Nadrukteken ( ´ ): wél, lópen, áán, níéuw, blíjft
Het nadrukteken ( ´ ) komt zowel op korte als op lange klinkers: wél, én, dát, lópen, bálen, enz. Als er sprake is van een lettergreep met twee of meer klinkers, komen er twee accenten: vóór, níéuw, enz. Voorbeelden:
- Dé website voor taalliefhebbers!
- Ik wil dát boek.
- Wandelen is leuk én gezond.
- Wandelen is voor mij jé van hét.
- Vóór de vergadering heb ik geen tijd; ik bel je daarna wel.
- Die bal was úít!
- Dóé dan iets!
- Het duurt ééuwen voor je aan de beurt bent.
- Ik wil zo graag iets níéuws ...
Ook op de ij in bijvoorbeeld blijft staan in principe twee accenttekens: ‘Jij blíjft ook maar bezig met dat tuinhuis!’ Alleen als het technisch niet lukt om op de j een accent te zetten, mag het op de j achterwege blijven.
Blij met deze uitleg?
Met een donatie van € 5 steun je Onze Taal. Bedankt!
Veel mensen hebben geleerd dat op korte klinkers een accent grave hoort (wèl, dàt) en op lange klinkers een accent aigu (lópen, gáán). Dat verschil is in 1995 officieel afgeschaft. Het accent grave is alleen een uitspraakteken en geen nadrukteken.
Accent aigu: café, hé
Het accent aigu ( ´ ) fungeert niet alleen als nadrukteken of klemtoonteken, maar ook als uitspraakteken in woorden als café en privé en in hé (‘hee’). Het heeft dus een ‘dubbelfunctie’.
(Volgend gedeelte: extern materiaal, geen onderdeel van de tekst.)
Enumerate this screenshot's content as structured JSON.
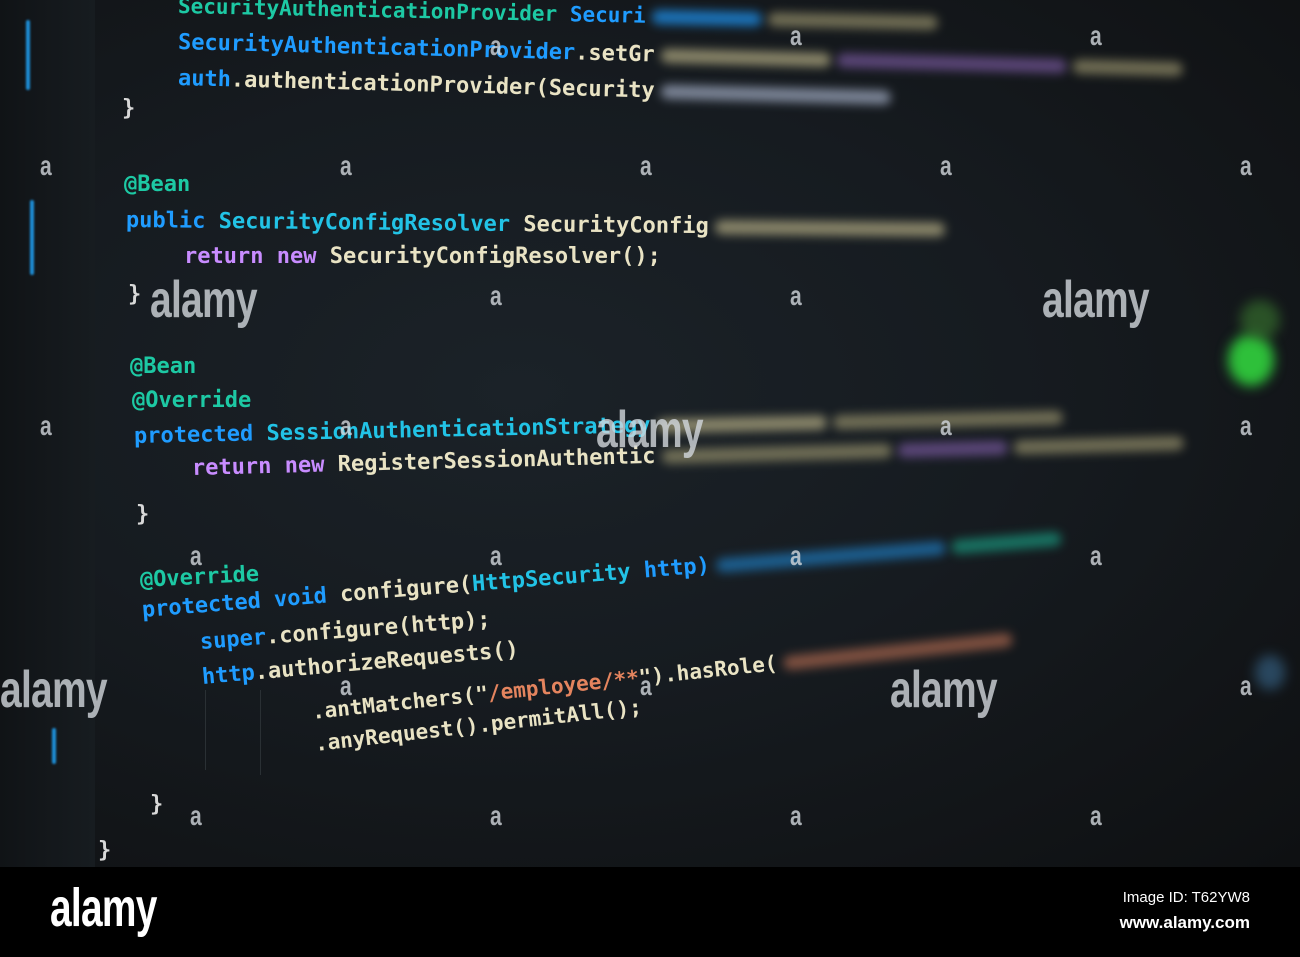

Accent grave: scène, hè, bèta
Het accent grave ( ` ) is alleen een uitspraakteken. Het komt voor op de e, meestal in woorden van Franse herkomst: scène, ampère, misère. Ook in Griekse woorden als bèta, stèle en thèta is het accent grave goed. Bovendien komt het soms in Nederlandse of vernederlandste woorden voor om de juiste uitspraak van de letter e aan te geven, zoals in appèl (heeft in het Frans geen accent), hè en blèren.
Verder komt het accent grave voor op de a in bijvoorbeeld twee à drie dagen en in Franse uitdrukkingen als à la carte en à propos.
Ook op hoofdletters kan een klemtoonteken staan: ‘Úít met die felle lamp!’ Een uitzondering geldt voor het woord één: als dat aan het begin van een zin voorkomt, vervalt het eerste accent op de hoofdletter e. Zie voor meer uitleg daarover deze pagina.
Hieronder staan voorbeelden van zinnen waarin een woord benadrukt wordt en er dus een klemtoonteken staat op de beklemtoonde lettergreep.
- Ik wil dát boek.
- Dé website voor taalliefhebbers!
- Nu éérst even douchen.
- Eén moet wel kunnen.
- Toen was er éíndelijk koffie ...
- Wandelen is leuk én gezond.
- Léúk? Nou, daar kun je over van mening verschillen.
- Wandelen is voor mij jé van hét.
- Het duurt ééuwen voor je aan de beurt bent.
- Ze heeft énige ervaring mag je wel zeggen.
- Patiënten moeten ínzicht krijgen.
- Ik wil zo graag iets níéuws ...
- Óngelooflijk, zeg!
- Ze willen graag inzicht in de kósten, niet in de projecten zelf.
- Maar hóé dan?
- Die opgravingen blijken ongelóóflijk oud te zijn.
- Vóór de vergadering heb ik geen tijd; ik bel je daarna wel.
- Dóé dan iets!
- Die bal was úít!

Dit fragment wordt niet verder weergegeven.